Estudando o desempenho de crianças no Bender, Minnesota Perceptual Diagnostic Test (MPDT-R) e WRAT quanto ao caráter preditivo desses instrumentos em relação ao WISC-R, Vance, Fuller e Lester (1986), evidenciaram uma superioridade do MPDT-R e do WRAT em relação ao Bender na predição do QI tal como fornecido pelo WISC-R. No estudo de McNamara, Porterfield e Miller (1969), os autores analisaram as relações entre a Escala de Inteligência Primária Pré-Escolar de Wechsler (WPPSI), o teste de Matrizes Progressivas Coloridas de Raven e o Teste de Bender. Os autores observaram que os escores do teste Gestáltico esteve mais associado a áreas de performance do WPPSI, e seria mais apropriado para se obter uma idéia do QI de pré-escolares do que o Matrizes Progressivas Coloridas de Raven. Apresentando dados normativos para o Teste de Bender (sistema Koppitz) em crianças iranianas de primeira a quinta séries, Yousefi, Shahim, Razavieh e Mehryar (1992) apresentaram dados de precisão e validade para esse teste. Os autores encontraram, dentre os resultados, uma correlação entre o Bender e o DFH (avaliado pelo método de Goodenough-Harris) e sugeriram que o Bender poderia ser empregado para se obter uma ideia do desenvolvimento cognitivo-intelectual das crianças iranianas.

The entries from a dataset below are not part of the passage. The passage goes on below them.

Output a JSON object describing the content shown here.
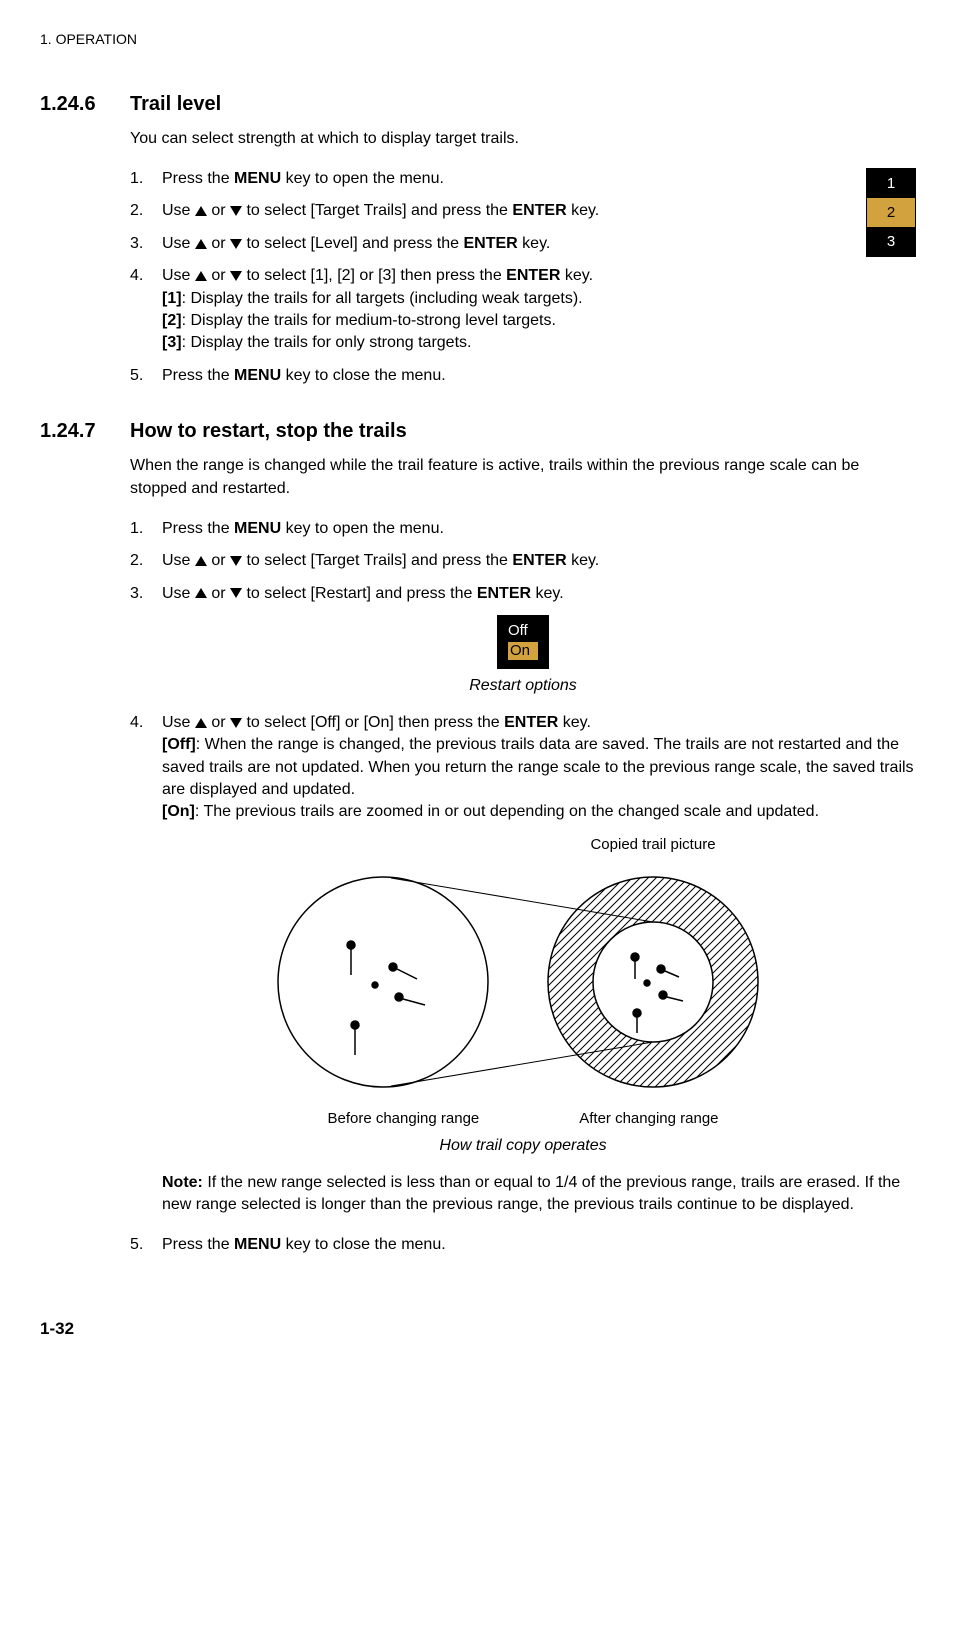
{
  "header": "1.  OPERATION",
  "section1": {
    "num": "1.24.6",
    "title": "Trail level",
    "intro": "You can select strength at which to display target trails.",
    "steps": [
      {
        "n": "1.",
        "pre": "Press the ",
        "bold1": "MENU",
        "post": " key to open the menu."
      },
      {
        "n": "2.",
        "pre": "Use ",
        "mid": " to select [Target Trails] and press the ",
        "bold1": "ENTER",
        "post": " key.",
        "arrows": true
      },
      {
        "n": "3.",
        "pre": "Use ",
        "mid": " to select [Level] and press the ",
        "bold1": "ENTER",
        "post": " key.",
        "arrows": true
      },
      {
        "n": "4.",
        "pre": "Use ",
        "mid": " to select [1], [2] or [3] then press the ",
        "bold1": "ENTER",
        "post": " key.",
        "arrows": true,
        "lines": [
          {
            "b": "[1]",
            "t": ": Display the trails for all targets (including weak targets)."
          },
          {
            "b": "[2]",
            "t": ": Display the trails for medium-to-strong level targets."
          },
          {
            "b": "[3]",
            "t": ": Display the trails for only strong targets."
          }
        ]
      },
      {
        "n": "5.",
        "pre": "Press the ",
        "bold1": "MENU",
        "post": " key to close the menu."
      }
    ],
    "sidebox": [
      "1",
      "2",
      "3"
    ]
  },
  "section2": {
    "num": "1.24.7",
    "title": "How to restart, stop the trails",
    "intro": "When the range is changed while the trail feature is active, trails within the previous range scale can be stopped and restarted.",
    "steps_a": [
      {
        "n": "1.",
        "pre": "Press the ",
        "bold1": "MENU",
        "post": " key to open the menu."
      },
      {
        "n": "2.",
        "pre": "Use ",
        "mid": " to select [Target Trails] and press the ",
        "bold1": "ENTER",
        "post": " key.",
        "arrows": true
      },
      {
        "n": "3.",
        "pre": "Use ",
        "mid": " to select [Restart] and press the ",
        "bold1": "ENTER",
        "post": " key.",
        "arrows": true
      }
    ],
    "restart_box": {
      "off": "Off",
      "on": "On"
    },
    "restart_caption": "Restart options",
    "step4": {
      "n": "4.",
      "pre": "Use ",
      "mid": " to select [Off] or [On] then press the ",
      "bold1": "ENTER",
      "post": " key.",
      "arrows": true,
      "off_b": "[Off]",
      "off_t": ": When the range is changed, the previous trails data are saved. The trails are not restarted and the saved trails are not updated. When you return the range scale to the previous range scale, the saved trails are displayed and updated.",
      "on_b": "[On]",
      "on_t": ": The previous trails are zoomed in or out depending on the changed scale and updated."
    },
    "diag_top": "Copied trail picture",
    "diag_left": "Before changing range",
    "diag_right": "After changing range",
    "diag_caption": "How trail copy operates",
    "note_b": "Note:",
    "note_t": " If the new range selected is less than or equal to 1/4 of the previous range, trails are erased. If the new range selected is longer than the previous range, the previous trails continue to be displayed.",
    "step5": {
      "n": "5.",
      "pre": "Press the ",
      "bold1": "MENU",
      "post": " key to close the menu."
    }
  },
  "page_num": "1-32"
}
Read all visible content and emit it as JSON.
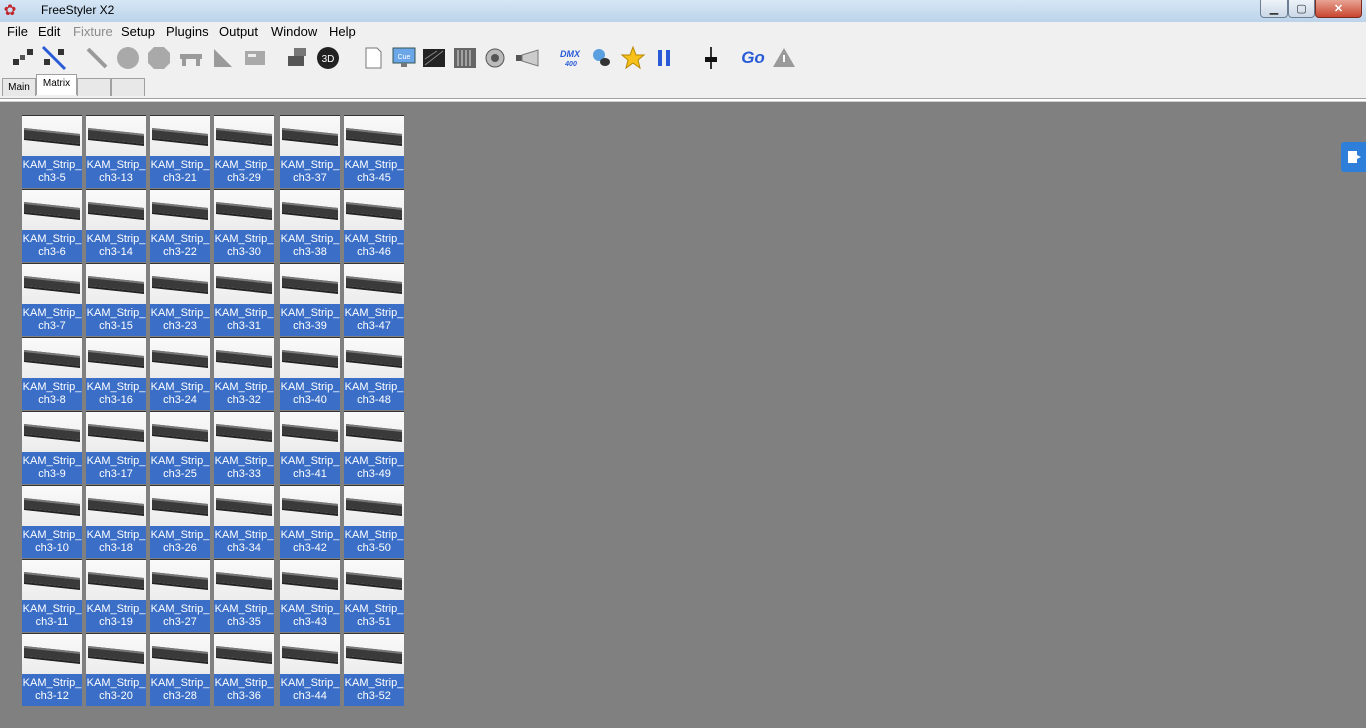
{
  "window": {
    "title": "FreeStyler X2"
  },
  "menu": [
    {
      "label": "File",
      "disabled": false
    },
    {
      "label": "Edit",
      "disabled": false
    },
    {
      "label": "Fixture",
      "disabled": true
    },
    {
      "label": "Setup",
      "disabled": false
    },
    {
      "label": "Plugins",
      "disabled": false
    },
    {
      "label": "Output",
      "disabled": false
    },
    {
      "label": "Window",
      "disabled": false
    },
    {
      "label": "Help",
      "disabled": false
    }
  ],
  "toolbar": {
    "dmx_label_top": "DMX",
    "dmx_label_bottom": "400",
    "go_label": "Go",
    "cue_label": "Cue",
    "three_d_label": "3D"
  },
  "tabs": [
    {
      "label": "Main",
      "active": false
    },
    {
      "label": "Matrix",
      "active": true
    },
    {
      "label": "",
      "active": false
    },
    {
      "label": "",
      "active": false
    }
  ],
  "fixtures": [
    [
      "KAM_Strip_",
      "ch3-5"
    ],
    [
      "KAM_Strip_",
      "ch3-13"
    ],
    [
      "KAM_Strip_",
      "ch3-21"
    ],
    [
      "KAM_Strip_",
      "ch3-29"
    ],
    [
      "KAM_Strip_",
      "ch3-37"
    ],
    [
      "KAM_Strip_",
      "ch3-45"
    ],
    [
      "KAM_Strip_",
      "ch3-6"
    ],
    [
      "KAM_Strip_",
      "ch3-14"
    ],
    [
      "KAM_Strip_",
      "ch3-22"
    ],
    [
      "KAM_Strip_",
      "ch3-30"
    ],
    [
      "KAM_Strip_",
      "ch3-38"
    ],
    [
      "KAM_Strip_",
      "ch3-46"
    ],
    [
      "KAM_Strip_",
      "ch3-7"
    ],
    [
      "KAM_Strip_",
      "ch3-15"
    ],
    [
      "KAM_Strip_",
      "ch3-23"
    ],
    [
      "KAM_Strip_",
      "ch3-31"
    ],
    [
      "KAM_Strip_",
      "ch3-39"
    ],
    [
      "KAM_Strip_",
      "ch3-47"
    ],
    [
      "KAM_Strip_",
      "ch3-8"
    ],
    [
      "KAM_Strip_",
      "ch3-16"
    ],
    [
      "KAM_Strip_",
      "ch3-24"
    ],
    [
      "KAM_Strip_",
      "ch3-32"
    ],
    [
      "KAM_Strip_",
      "ch3-40"
    ],
    [
      "KAM_Strip_",
      "ch3-48"
    ],
    [
      "KAM_Strip_",
      "ch3-9"
    ],
    [
      "KAM_Strip_",
      "ch3-17"
    ],
    [
      "KAM_Strip_",
      "ch3-25"
    ],
    [
      "KAM_Strip_",
      "ch3-33"
    ],
    [
      "KAM_Strip_",
      "ch3-41"
    ],
    [
      "KAM_Strip_",
      "ch3-49"
    ],
    [
      "KAM_Strip_",
      "ch3-10"
    ],
    [
      "KAM_Strip_",
      "ch3-18"
    ],
    [
      "KAM_Strip_",
      "ch3-26"
    ],
    [
      "KAM_Strip_",
      "ch3-34"
    ],
    [
      "KAM_Strip_",
      "ch3-42"
    ],
    [
      "KAM_Strip_",
      "ch3-50"
    ],
    [
      "KAM_Strip_",
      "ch3-11"
    ],
    [
      "KAM_Strip_",
      "ch3-19"
    ],
    [
      "KAM_Strip_",
      "ch3-27"
    ],
    [
      "KAM_Strip_",
      "ch3-35"
    ],
    [
      "KAM_Strip_",
      "ch3-43"
    ],
    [
      "KAM_Strip_",
      "ch3-51"
    ],
    [
      "KAM_Strip_",
      "ch3-12"
    ],
    [
      "KAM_Strip_",
      "ch3-20"
    ],
    [
      "KAM_Strip_",
      "ch3-28"
    ],
    [
      "KAM_Strip_",
      "ch3-36"
    ],
    [
      "KAM_Strip_",
      "ch3-44"
    ],
    [
      "KAM_Strip_",
      "ch3-52"
    ]
  ],
  "colors": {
    "workspace": "#808080",
    "label_bg": "#3b6fc7",
    "accent": "#2d7fd9"
  }
}
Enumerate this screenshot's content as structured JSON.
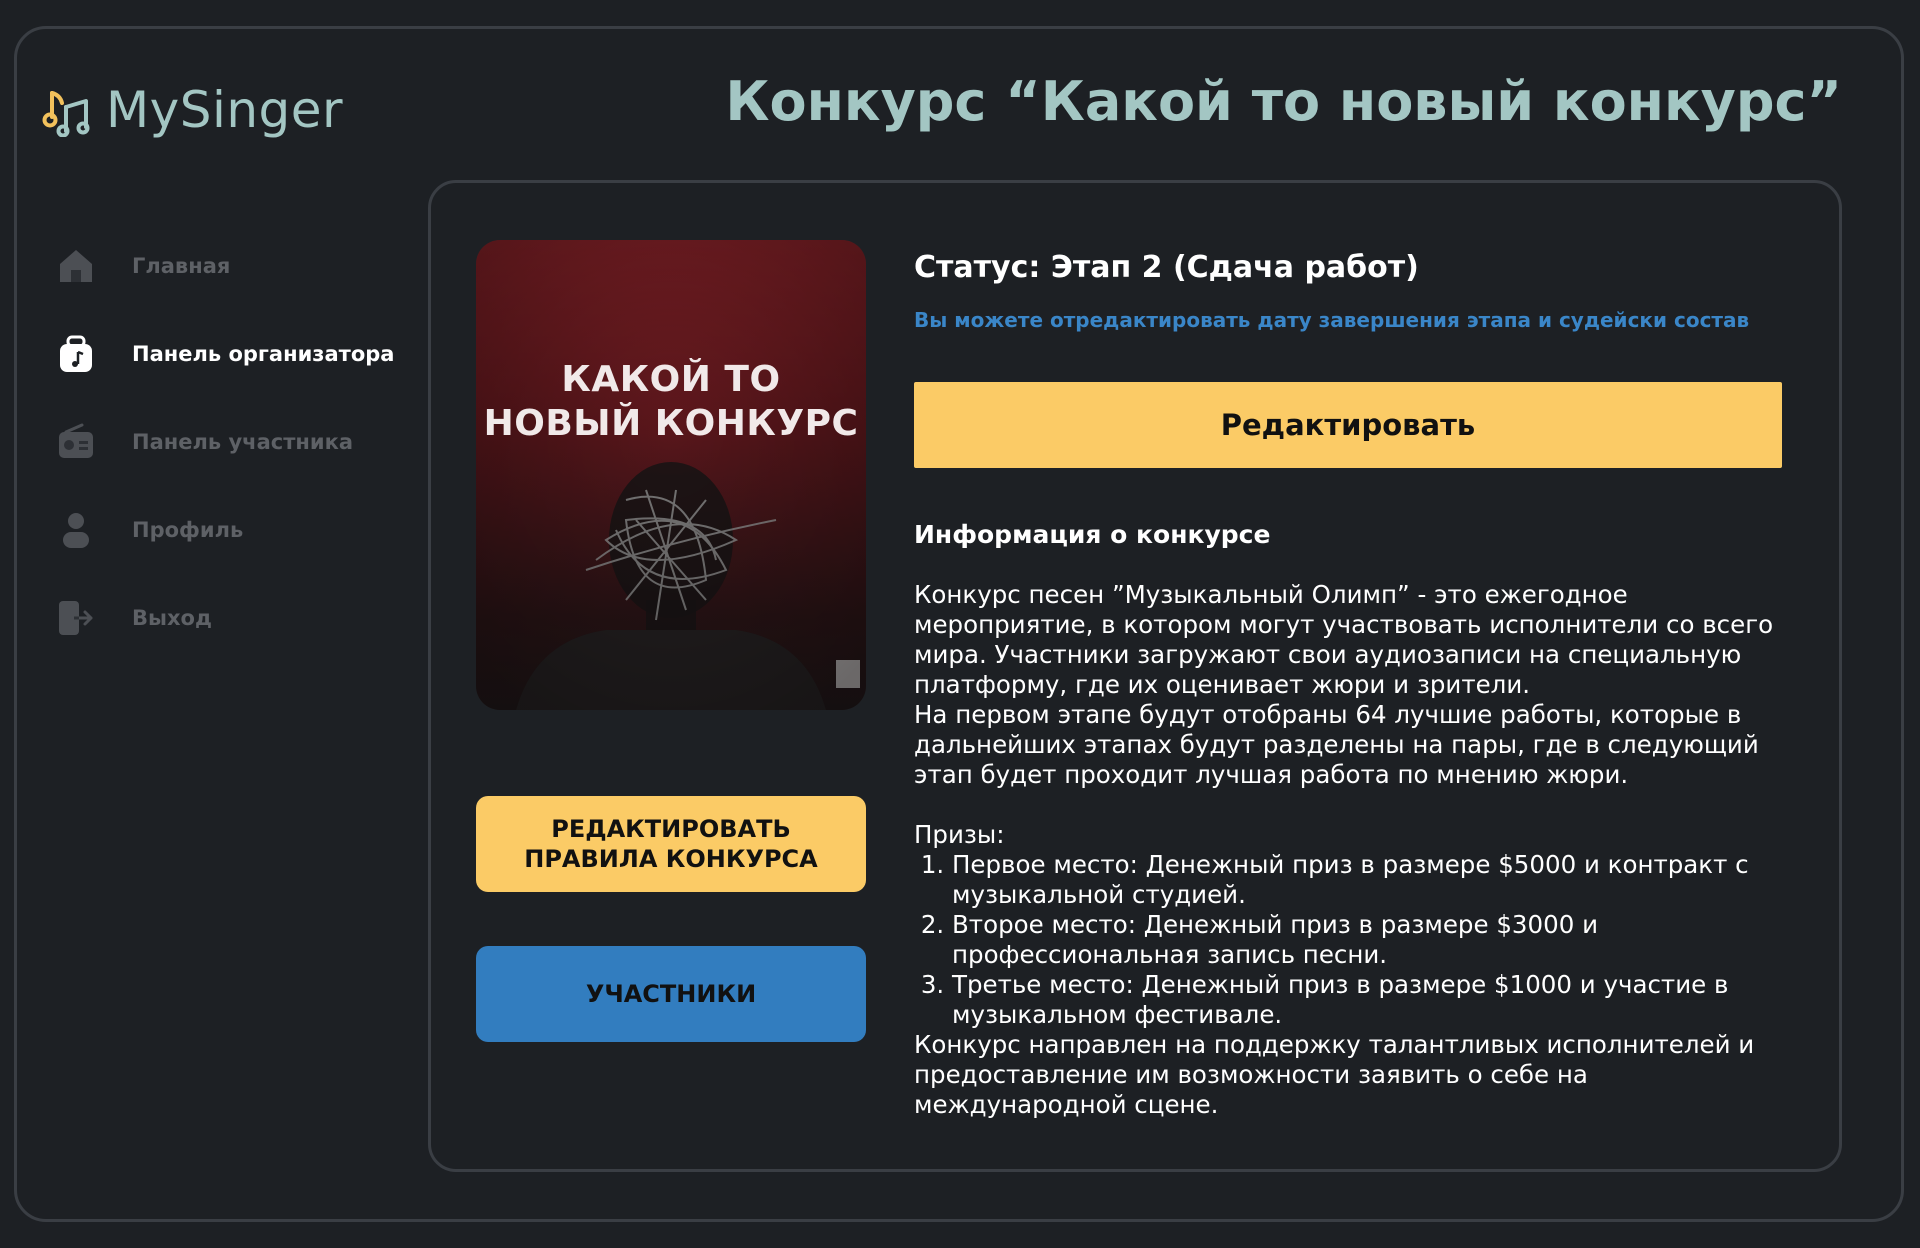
{
  "app": {
    "name": "MySinger"
  },
  "page_title": "Конкурс “Какой то новый конкурс”",
  "sidebar": {
    "items": [
      {
        "label": "Главная",
        "icon": "home-icon",
        "active": false
      },
      {
        "label": "Панель организатора",
        "icon": "music-bag-icon",
        "active": true
      },
      {
        "label": "Панель участника",
        "icon": "radio-icon",
        "active": false
      },
      {
        "label": "Профиль",
        "icon": "user-icon",
        "active": false
      },
      {
        "label": "Выход",
        "icon": "logout-icon",
        "active": false
      }
    ]
  },
  "contest": {
    "poster_title": "КАКОЙ ТО НОВЫЙ КОНКУРС",
    "rules_button": "РЕДАКТИРОВАТЬ  ПРАВИЛА КОНКУРСА",
    "participants_button": "УЧАСТНИКИ",
    "status": "Статус: Этап 2 (Сдача работ)",
    "status_hint": "Вы можете отредактировать дату завершения этапа и судейски состав",
    "edit_button": "Редактировать",
    "info_heading": "Информация о конкурсе",
    "info_paragraph_1": "Конкурс песен ”Музыкальный Олимп” - это ежегодное мероприятие, в котором могут участвовать исполнители со всего мира. Участники загружают свои аудиозаписи на специальную платформу, где их оценивает жюри и зрители.",
    "info_paragraph_2": "На первом этапе будут отобраны 64 лучшие работы, которые в дальнейших этапах будут разделены на пары, где в следующий этап будет проходит лучшая работа по мнению жюри.",
    "prizes_label": "Призы:",
    "prizes": [
      "Первое место: Денежный приз в размере $5000 и контракт с музыкальной студией.",
      "Второе место: Денежный приз в размере $3000 и профессиональная запись песни.",
      "Третье место: Денежный приз в размере $1000 и участие в музыкальном фестивале."
    ],
    "info_closing": "Конкурс направлен на поддержку талантливых исполнителей и предоставление им возможности заявить о себе на международной сцене."
  },
  "colors": {
    "background": "#1d2024",
    "accent_teal": "#a3c6c3",
    "accent_yellow": "#fbcb66",
    "accent_blue": "#327dbf",
    "logo_gold": "#f2c15c",
    "muted": "#5e6166"
  }
}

Analisando o DFH em razão das dimensões grafomotoras dos desenhos, Hilgert e Adams (1989) utilizaram o Bender pelo sistema de Koppitz para tentar predizer esses aspectos no DFH em estudantes classificados como seriamente perturbados emocionalmente e com problemas de comportamento. As medidas obtidas nos instrumentos relacionaram-se à dimensão, altura e ponto médio de localização. Essas medidas foram então correlacionadas sendo encontradas associações entre: a dimensão das figuras 2 e 8 e as dimensões dos desenhos de figura humana; a altura das figuras A, 5 e 7 com a altura dos desenhos; e entre os pontos de localização da figura 1 do Bender com a mesma medida dos DFH. Por fim, resta destacar o trabalho de Rueda, Bartholomeu e Sisto (2004) com crianças do ensino fundamental que pesquisaram as associações entre o Bender pelos critérios de Koppitz e o DFH de Goodenough. O resultado obtido indicou uma correlação negativa e significativa entre a pontuação do DFH e as medidas de distorção, integração geral, e total do Bender. Assim, uma melhor maturidade visomotora resultaria em melhor qualidade dos desenhos, sugerindo elementos comuns entre os constructos mensurados nos testes. Pode-se afirmar que o escore do Bender associou-se com a inteligência conforme medida pelo DFH.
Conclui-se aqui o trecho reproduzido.